We have taken so many approaches, worked with so many people. Some worked short term only to fail long term. I have applied many of these techniques, some recently with success. Generally though, it comes down to this which I am sure you already know:

  1. Get a Reason…a REALLY Good One – Why do you want be healthier? What happens if you don’t? What are you willing to give up? Who are you really doing this for?
  2. Get an Annual Check-up – make sure that your weight isn’t a result of some other health condition… diabetes, thyroid, etc. What does your blood work say? Are you on medication? A health condition could prevent any progress you hope to make.
  3. Keep a Food journal – capture what you eat and drink every day for a week…this will give you great insights into what might be sabotaging your progress and where adjustments need to be made
  4. Remove Foods that Cause Inflammation – Sugar, Gluten, Caffeine, Alcohol…anything processed ( I know…ouch but you can add these back in later. This is the main reason you need a GOOD “WHY”)

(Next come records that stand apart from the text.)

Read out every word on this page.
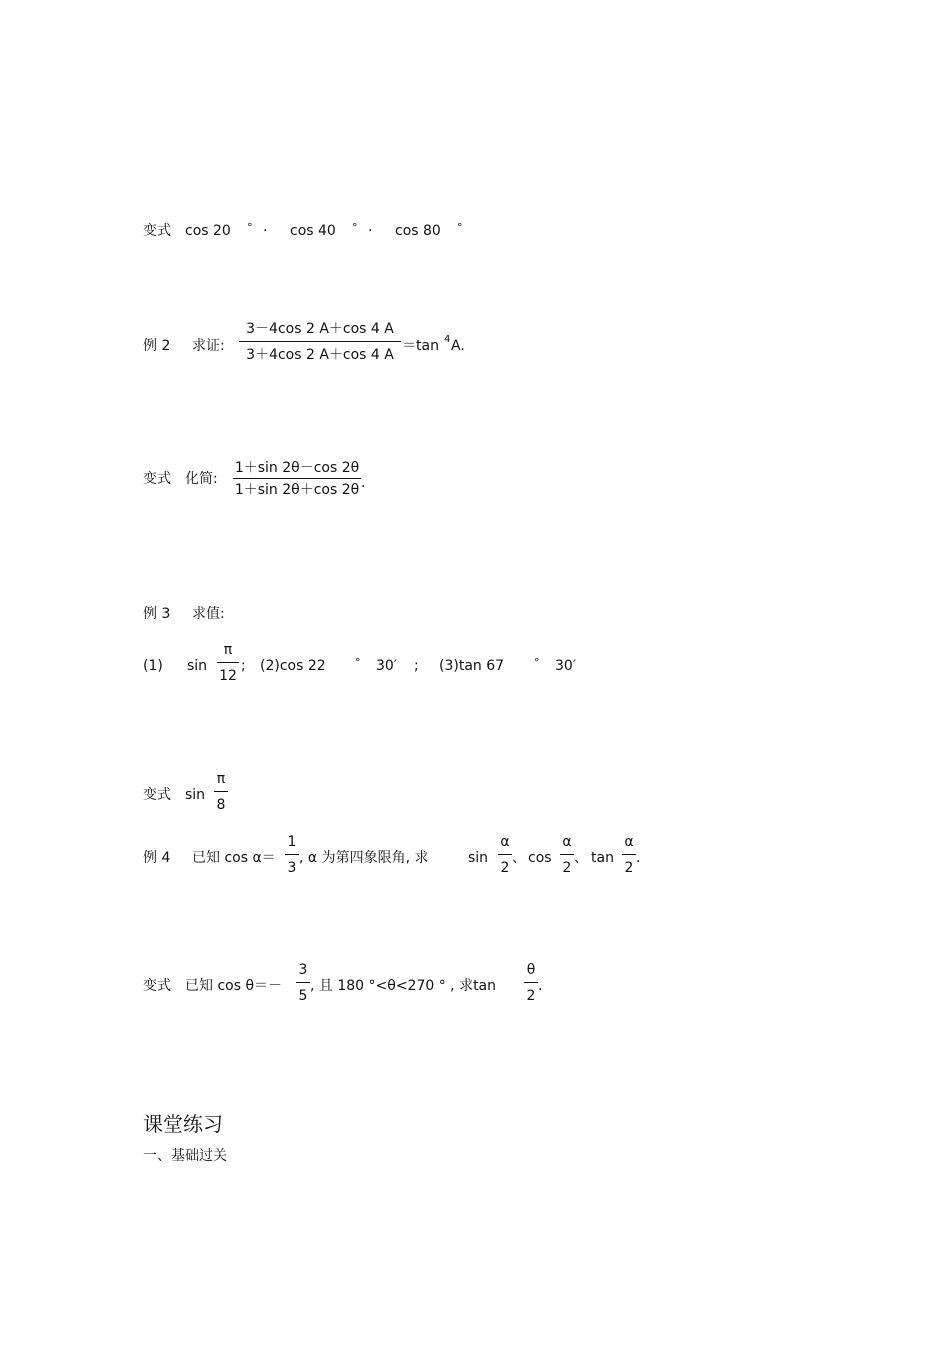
变式 cos 20 ° · cos 40 ° · cos 80 °
例 2 求证: $\frac{3-4\cos 2 A+\cos 4 A}{3+4\cos 2 A+\cos 4 A} =\tan$ 4 A.
变式 化简: $\frac{1+\sin 2\theta-\cos 2\theta}{1+\sin 2\theta+\cos 2\theta}$ .
例 3 求值:
(1) $\sin \frac{\pi}{12}$ ; (2)cos 22	° 30′ ; (3)tan 67	° 30′
变式 $\sin \frac{\pi}{8}$
例 4 已知 $\cos \alpha= \frac{1}{3}$ , α 为第四象限角, 求	$\sin \frac{\alpha}{2}$ 、 $\cos \frac{\alpha}{2}$ 、 $\tan \frac{\alpha}{2}$ .
变式 已知 $\cos \theta=- \frac{3}{5}$ , 且 180 °<θ<270 ° , 求$\tan \frac{\theta}{2}$ .
课堂练习
一、基础过关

  5. Eat Organic – especially green leafy veggies and cruciferous(Broccoli, Cauliflower, Brussel Sprouts, Kale, Spinach) and grass fed meats. I eat very little eggs…when I do, they are cage free, organic.
  6. Healthy Fat is GOOD – eat healthy fats…especially Coconut oil, Olive Oil, and Avocados are my favorites!
  7. Low Impact, Fun Exercise – I find I cannot workout hard and reduce calories at the same time. Therefore, walk, swim, yoga or light weight lifting for 30 minutes 5 days a week is more than enough. Make it fun with a buddy or you won’t stick to it. Get outside!
  8. WATER – drink 50% of your body weight in ounces daily.
  9. Nothing after 7pm – don’t eat late at night.
  10. Get an Accountability Partner – tell someone your goals and share your progress with them regularly. Weight yourself DAILY at the SAME time…preferably upon rising and communicate/write it down.
  11. Self Love – Look in the mirror daily and no matter what the scale says, look into your own eyes and say “I love you, you are enough.”

Keep in mind, everyone is different but many of the above work universally.